Just noted an e-mail from Caxton advising "special" rate until 5pm of €1.25 to £; looks better than their normal rate which is usually approx 2c lower than the "spot" - which at present is €1.2669.

may be worthing buying some if you're going across the water soon.


----------



## tonyt (May 25, 2005)

bognormike said:


> Just noted an e-mail from Caxton advising "special" rate until 5pm of €1.25 to £; looks better than their normal rate which is usually approx 2c lower than the "spot" - which at present is €1.2669.
> 
> may be worthing buying some if you're going across the water soon.
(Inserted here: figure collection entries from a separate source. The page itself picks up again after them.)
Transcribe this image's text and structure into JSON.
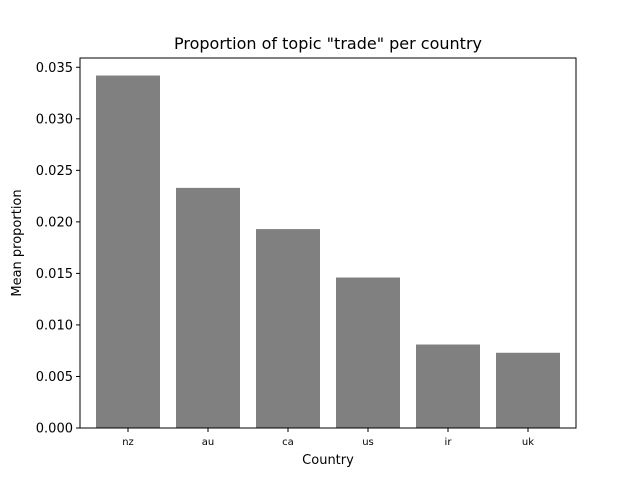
{
  "chart_data": {
    "type": "bar",
    "title": "Proportion of topic \"trade\" per country",
    "xlabel": "Country",
    "ylabel": "Mean proportion",
    "categories": [
      "nz",
      "au",
      "ca",
      "us",
      "ir",
      "uk"
    ],
    "values": [
      0.0342,
      0.0233,
      0.0193,
      0.0146,
      0.0081,
      0.0073
    ],
    "ylim": [
      0,
      0.0359
    ],
    "yticks": [
      "0.000",
      "0.005",
      "0.010",
      "0.015",
      "0.020",
      "0.025",
      "0.030",
      "0.035"
    ],
    "bar_color": "#808080",
    "grid": false
  }
}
I topped up while you were typing that


----------



## bognormike (May 10, 2005)

I got some as well :!:


----------



## Rapide561 (Oct 1, 2005)

*Euro*

And me! It's so close to market commercial rates, daft not to at 1.25.
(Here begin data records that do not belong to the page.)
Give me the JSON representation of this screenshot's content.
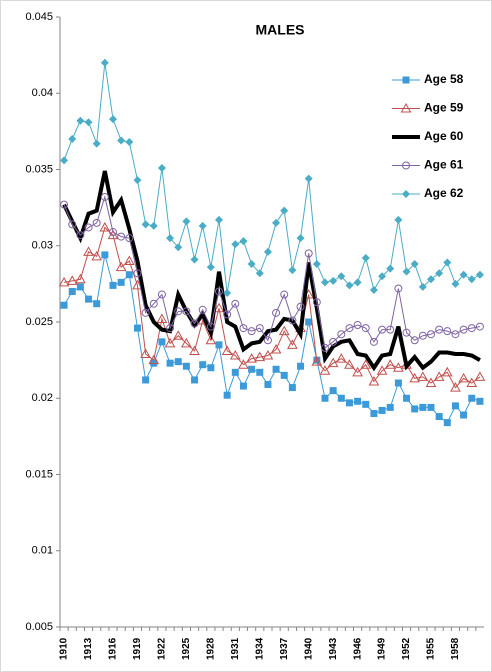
{
  "chart_data": {
    "type": "line",
    "title": "MALES",
    "categories": [
      "1910",
      null,
      null,
      "1913",
      null,
      null,
      "1916",
      null,
      null,
      "1919",
      null,
      null,
      "1922",
      null,
      null,
      "1925",
      null,
      null,
      "1928",
      null,
      null,
      "1931",
      null,
      null,
      "1934",
      null,
      null,
      "1937",
      null,
      null,
      "1940",
      null,
      null,
      "1943",
      null,
      null,
      "1946",
      null,
      null,
      "1949",
      null,
      null,
      "1952",
      null,
      null,
      "1955",
      null,
      null,
      "1958",
      null,
      null,
      null
    ],
    "ylim": [
      0.005,
      0.045
    ],
    "yticks": [
      0.005,
      0.01,
      0.015,
      0.02,
      0.025,
      0.03,
      0.035,
      0.04,
      0.045
    ],
    "series": [
      {
        "name": "Age 58",
        "color": "#3c9ad8",
        "marker": "square",
        "line_width": 1,
        "values": [
          0.0261,
          0.027,
          0.0273,
          0.0265,
          0.0262,
          0.0294,
          0.0274,
          0.0276,
          0.0281,
          0.0246,
          0.0212,
          0.0223,
          0.0237,
          0.0223,
          0.0224,
          0.0221,
          0.0212,
          0.0222,
          0.022,
          0.0235,
          0.0202,
          0.0217,
          0.0208,
          0.0219,
          0.0217,
          0.0209,
          0.0219,
          0.0215,
          0.0207,
          0.0221,
          0.025,
          0.0225,
          0.02,
          0.0205,
          0.02,
          0.0197,
          0.0198,
          0.0196,
          0.019,
          0.0192,
          0.0194,
          0.021,
          0.02,
          0.0193,
          0.0194,
          0.0194,
          0.0188,
          0.0184,
          0.0195,
          0.0189,
          0.02,
          0.0198
        ]
      },
      {
        "name": "Age 59",
        "color": "#c0504d",
        "marker": "triangle",
        "line_width": 1,
        "values": [
          0.0276,
          0.0277,
          0.0278,
          0.0296,
          0.0293,
          0.0312,
          0.0307,
          0.0286,
          0.029,
          0.0274,
          0.0229,
          0.0225,
          0.0252,
          0.0236,
          0.0241,
          0.0236,
          0.0231,
          0.0251,
          0.0238,
          0.0259,
          0.0231,
          0.0228,
          0.0222,
          0.0226,
          0.0227,
          0.0228,
          0.0232,
          0.0244,
          0.0235,
          0.0246,
          0.0268,
          0.0224,
          0.0218,
          0.0223,
          0.0226,
          0.0222,
          0.0217,
          0.0222,
          0.0211,
          0.0218,
          0.0222,
          0.022,
          0.0222,
          0.0213,
          0.0214,
          0.021,
          0.0214,
          0.0217,
          0.0207,
          0.0213,
          0.021,
          0.0214
        ]
      },
      {
        "name": "Age 60",
        "color": "#000000",
        "marker": "none",
        "line_width": 4,
        "values": [
          0.0327,
          0.0316,
          0.0305,
          0.0321,
          0.0323,
          0.0349,
          0.0322,
          0.033,
          0.0311,
          0.029,
          0.0261,
          0.025,
          0.0245,
          0.0244,
          0.0268,
          0.0257,
          0.0248,
          0.0255,
          0.0243,
          0.0283,
          0.025,
          0.0247,
          0.0232,
          0.0236,
          0.0237,
          0.0244,
          0.0245,
          0.0252,
          0.0251,
          0.0242,
          0.0289,
          0.0259,
          0.0226,
          0.0234,
          0.0237,
          0.0238,
          0.0229,
          0.0228,
          0.022,
          0.0228,
          0.0229,
          0.0247,
          0.0221,
          0.0227,
          0.022,
          0.0224,
          0.023,
          0.023,
          0.0229,
          0.0229,
          0.0228,
          0.0225
        ]
      },
      {
        "name": "Age 61",
        "color": "#8064a2",
        "marker": "circle",
        "line_width": 1,
        "values": [
          0.0327,
          0.0314,
          0.0307,
          0.0312,
          0.0315,
          0.0332,
          0.0309,
          0.0306,
          0.0305,
          0.0282,
          0.0256,
          0.0262,
          0.0268,
          0.0246,
          0.0257,
          0.0257,
          0.0249,
          0.0258,
          0.0247,
          0.027,
          0.0255,
          0.0262,
          0.0246,
          0.0244,
          0.0246,
          0.0238,
          0.0256,
          0.0268,
          0.0251,
          0.026,
          0.0295,
          0.0263,
          0.0233,
          0.0237,
          0.0242,
          0.0246,
          0.0248,
          0.0246,
          0.0237,
          0.0245,
          0.0245,
          0.0272,
          0.0243,
          0.0238,
          0.0241,
          0.0242,
          0.0245,
          0.0244,
          0.0242,
          0.0245,
          0.0246,
          0.0247
        ]
      },
      {
        "name": "Age 62",
        "color": "#4bacc6",
        "marker": "diamond",
        "line_width": 1,
        "values": [
          0.0356,
          0.037,
          0.0382,
          0.0381,
          0.0367,
          0.042,
          0.0383,
          0.0369,
          0.0368,
          0.0343,
          0.0314,
          0.0313,
          0.0351,
          0.0305,
          0.0299,
          0.0316,
          0.0291,
          0.0313,
          0.0286,
          0.0317,
          0.0269,
          0.0301,
          0.0303,
          0.0288,
          0.0282,
          0.0296,
          0.0315,
          0.0323,
          0.0284,
          0.0305,
          0.0344,
          0.0288,
          0.0276,
          0.0277,
          0.028,
          0.0274,
          0.0276,
          0.0292,
          0.0271,
          0.028,
          0.0285,
          0.0317,
          0.0283,
          0.0288,
          0.0273,
          0.0278,
          0.0282,
          0.0289,
          0.0275,
          0.0281,
          0.0278,
          0.0281
        ]
      }
    ]
  }
}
Hope the rate holds for a few weeks so I can test the N&P debit card and also give the Halifax Clarity some welly!

Russell


----------



## zulurita (May 9, 2005)

I have been getting 1.27 via Nationwide lately.


----------



## bognormike (May 10, 2005)

only 20 mins to go...


----------



## rtaff (Jul 7, 2012)

4 minutes too late


----------



## bognormike (May 10, 2005)

now down to €1.24


----------



## philbre (Nov 13, 2008)

*it's beyond me.....*

So £10,000 was 12500 euro
& now £10,000 is 12400 euro

which means you would have to convert £10,000 to 'gain' 100 euro

Or £1,000 to 'gain' 10 euro

I just dont get it


----------



## Telbell (May 1, 2005)

> I just dont get it


What rate did you get then? :lol:


----------



## bognormike (May 10, 2005)

Phil

if you're going to buy some Euros anyway, might as well buy at the better price.


----------



## Rapide561 (Oct 1, 2005)

*Gain*

Yes 1.24 or 1.25, for me it was the magic number - 1.25 was the deal figure in my head, yet only for 380 euro!

That's it for Caxton for now, the other cash will be N&P and Halifax Clarity.

So I gained about 4 or 5 euro, mmmmm, a couple of ice creams and two cappuccinos at our favourite lake side bar at Manerba del Garda.

Every little helps!

Other than the silly price of Italian diesel, we are on for a low cost trip this time. Saying that if we neck the thing in Switzerland, we are home and dry on that score too. Euro at 1.25 and above, compared to 1.15 ish last time, diesel generally cheaper and even the old girl is returning more mpg! What more can we ask for apart from sun?

Russell


----------